Aging in place, a possibility for everyone
ALEXANDRIA, Minn. — According to a survey done by AARP in 2011, the number of homeowners who prefer to age in place is on an incline. This is specifically referring to the generation of baby boomers.
Essentially, aging in place means a person would prefer to stay in his or her home as long as possible, as opposed to going into a nursing home in the future. The problem is that many homes aren’t properly designed and structured to accommodate wheelchairs, walkers, physical limitations and other factors that come with old age and disabilities.
That’s most homes. Richard and Karen Hardine’s home, however, is quite the opposite.
The Hardines’ 2,500-square-foot home is located north of Alexandria. It is beautiful, comfortable, but most importantly, it is totally accessible.
Having his mobility affected by bulbar polio, Richard has been living with progressive muscular weakness, leading him and his wife to relocate from their Lake Ida home 12 years ago to something more accessible. They decided to build new, which they accomplished with a team from Ringdahl Architects in only 62 days.
The Hardines now live in a universal totally accessible home, or UTAH. The home includes pathways that go around the house to every entrance, hardwood floors and wide spaces, making it easy for a wheelchair to get around.
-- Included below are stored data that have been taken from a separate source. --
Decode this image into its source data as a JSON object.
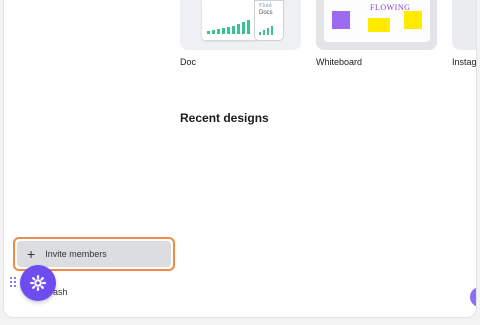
{
  "templates": [
    {
      "label": "Doc"
    },
    {
      "label": "Whiteboard"
    },
    {
      "label": "Instag"
    }
  ],
  "doc_thumbnail": {
    "title_line1": "Fluid",
    "title_line2": "Docs"
  },
  "whiteboard_thumbnail": {
    "title": "FLOWING"
  },
  "recent": {
    "title": "Recent designs"
  },
  "sidebar": {
    "invite_label": "Invite members",
    "trash_label": "rash"
  },
  "colors": {
    "accent_purple": "#6d4cf0",
    "highlight_orange": "#f08a4b",
    "chart_green": "#39c394"
  },
  "icons": [
    "plus-icon",
    "gear-icon",
    "drag-handle-icon"
  ]
}
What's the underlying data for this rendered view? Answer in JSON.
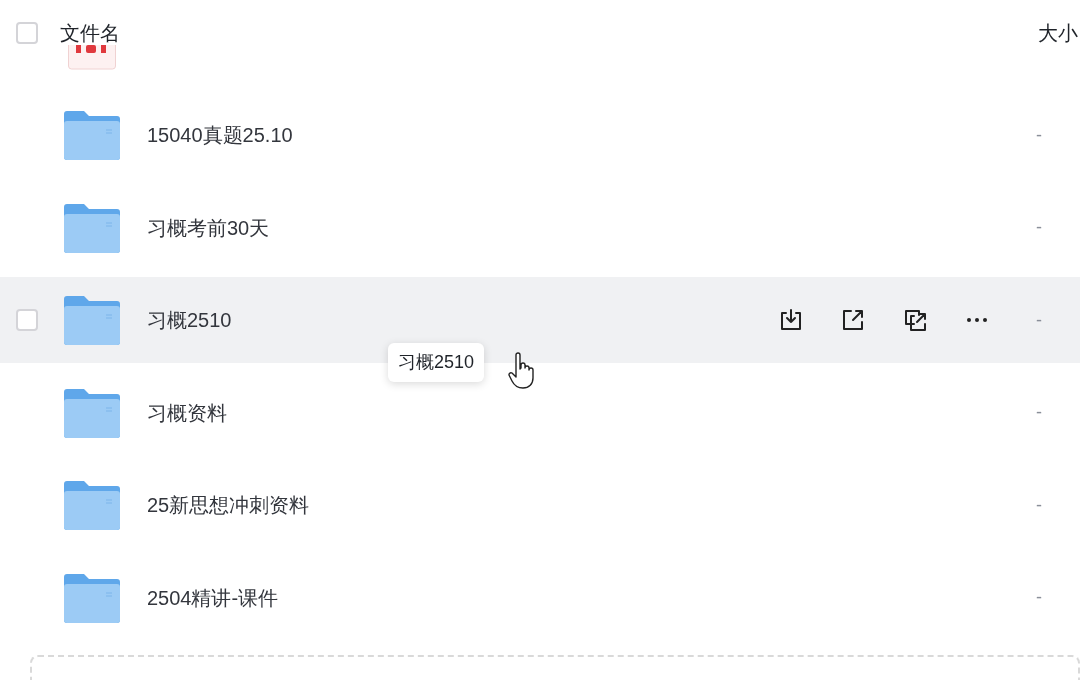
{
  "header": {
    "checked": false,
    "name_label": "文件名",
    "size_label": "大小"
  },
  "clipped_file": {
    "kind": "pdf"
  },
  "files": [
    {
      "kind": "folder",
      "name": "15040真题25.10",
      "size": "-",
      "hovered": false,
      "checked": false
    },
    {
      "kind": "folder",
      "name": "习概考前30天",
      "size": "-",
      "hovered": false,
      "checked": false
    },
    {
      "kind": "folder",
      "name": "习概2510",
      "size": "-",
      "hovered": true,
      "checked": false
    },
    {
      "kind": "folder",
      "name": "习概资料",
      "size": "-",
      "hovered": false,
      "checked": false
    },
    {
      "kind": "folder",
      "name": "25新思想冲刺资料",
      "size": "-",
      "hovered": false,
      "checked": false
    },
    {
      "kind": "folder",
      "name": "2504精讲-课件",
      "size": "-",
      "hovered": false,
      "checked": false
    }
  ],
  "tooltip": {
    "text": "习概2510"
  }
}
This was not the Hardines’ and associate Paul Ringdahl’s first UTAH house, though. About 20 years ago, the team built the first completely accessible home in Minnesota, near Washington Elementary School in Alexandria.
“I’m in no way an expert,” Richard Hardine said. “I just have ideas, and it’s easier to experiment on my own house.”
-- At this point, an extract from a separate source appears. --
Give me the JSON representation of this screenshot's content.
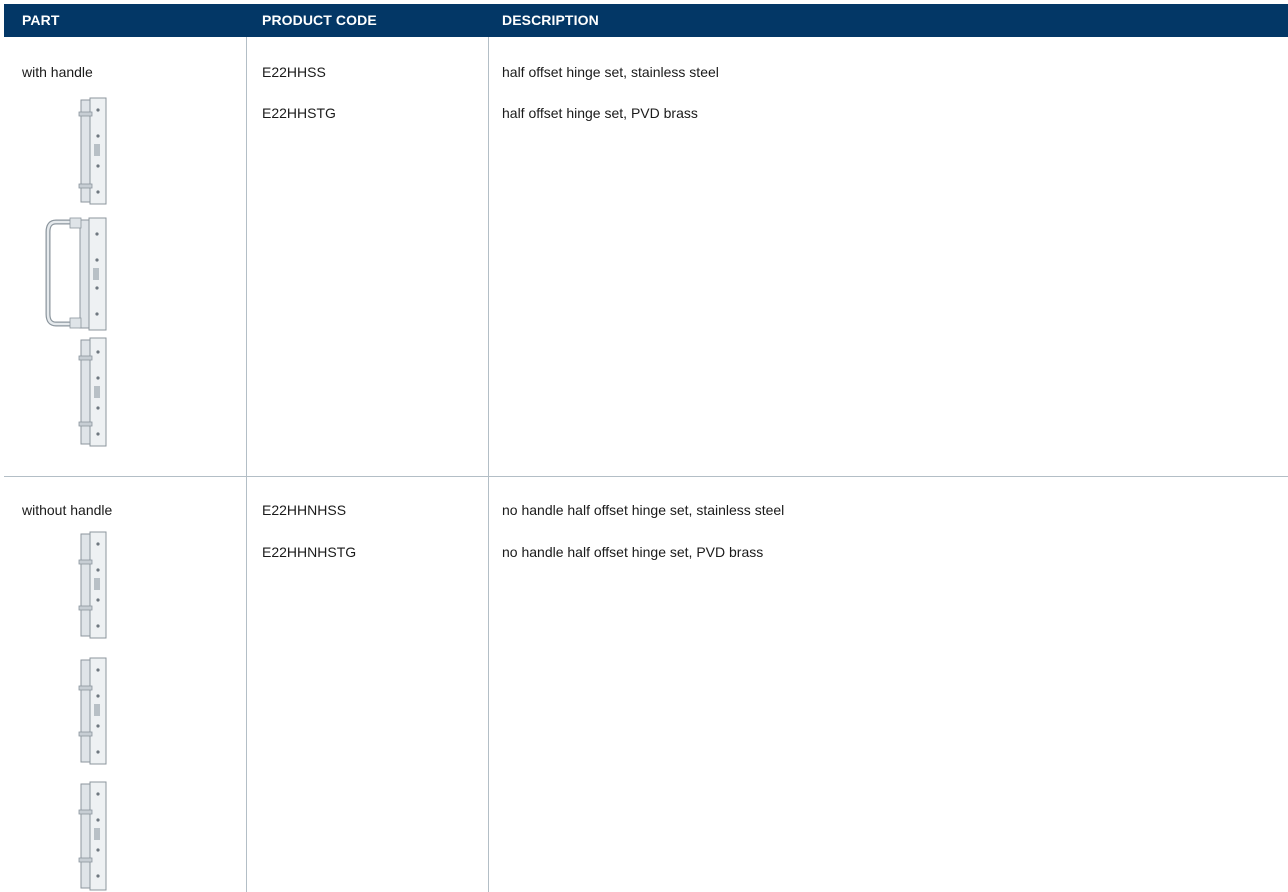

UTAH houses involve a lot of elements that Hardine would call common sense, including wider doors, no stairs, rocker switches, and having everything someone would need on the ground floor of their home, such as bathroom, master bedroom and kitchen. The key details, though, depend on each individual.
“Each disability is different,” he said. “They can do and sense different things, and can’t do and can’t sense different things.”
This leads to different elements being necessary in a home. For example, Hardine used a device that alerts the homeowner when the shower temperature is appropriate for someone with multiple sclerosis. As MS progresses, the person has a difficult time identifying cold or hot water. Such a device would make a sound or produce a light when the temperature was warm enough not to make the individual sick, but not so hot that it would burn the person.
“It’s all about assessing the individual, the disability and the progressions of the disability,” Hardine said.
When Hardine and Ringdahl started this process in residential construction 20 years ago, Hardine said it may have been a bit before their time.
“People just weren’t getting it,” Hardine said. “The older generation was unsure how to age in place.”
He believes that the baby boomer generation watched their parents struggle with getting around their inaccessible homes, leading them to want to make different choices.
“They don’t want to just live in their homes until they can’t get around and have to go to a nursing home,” Hardine said. “They need to bite the bullet, swallow their pride and recognize that someday they won’t be able to do certain things.”
While no one can avoid aging, it is completely possible to make or build a home that will be accessible regardless of future mobility and capability.
Hardine said the most important part of a UTAH house is that it’s made for people with disabilities, but it doesn’t look it. This retains and improves both the value and equity of the home.
Hardine’s business, Infinity Development, works with planning, design and construction of homes. He specializes in accessible, adaptable and universal design that can allow anyone to age in place, wherever that place may be.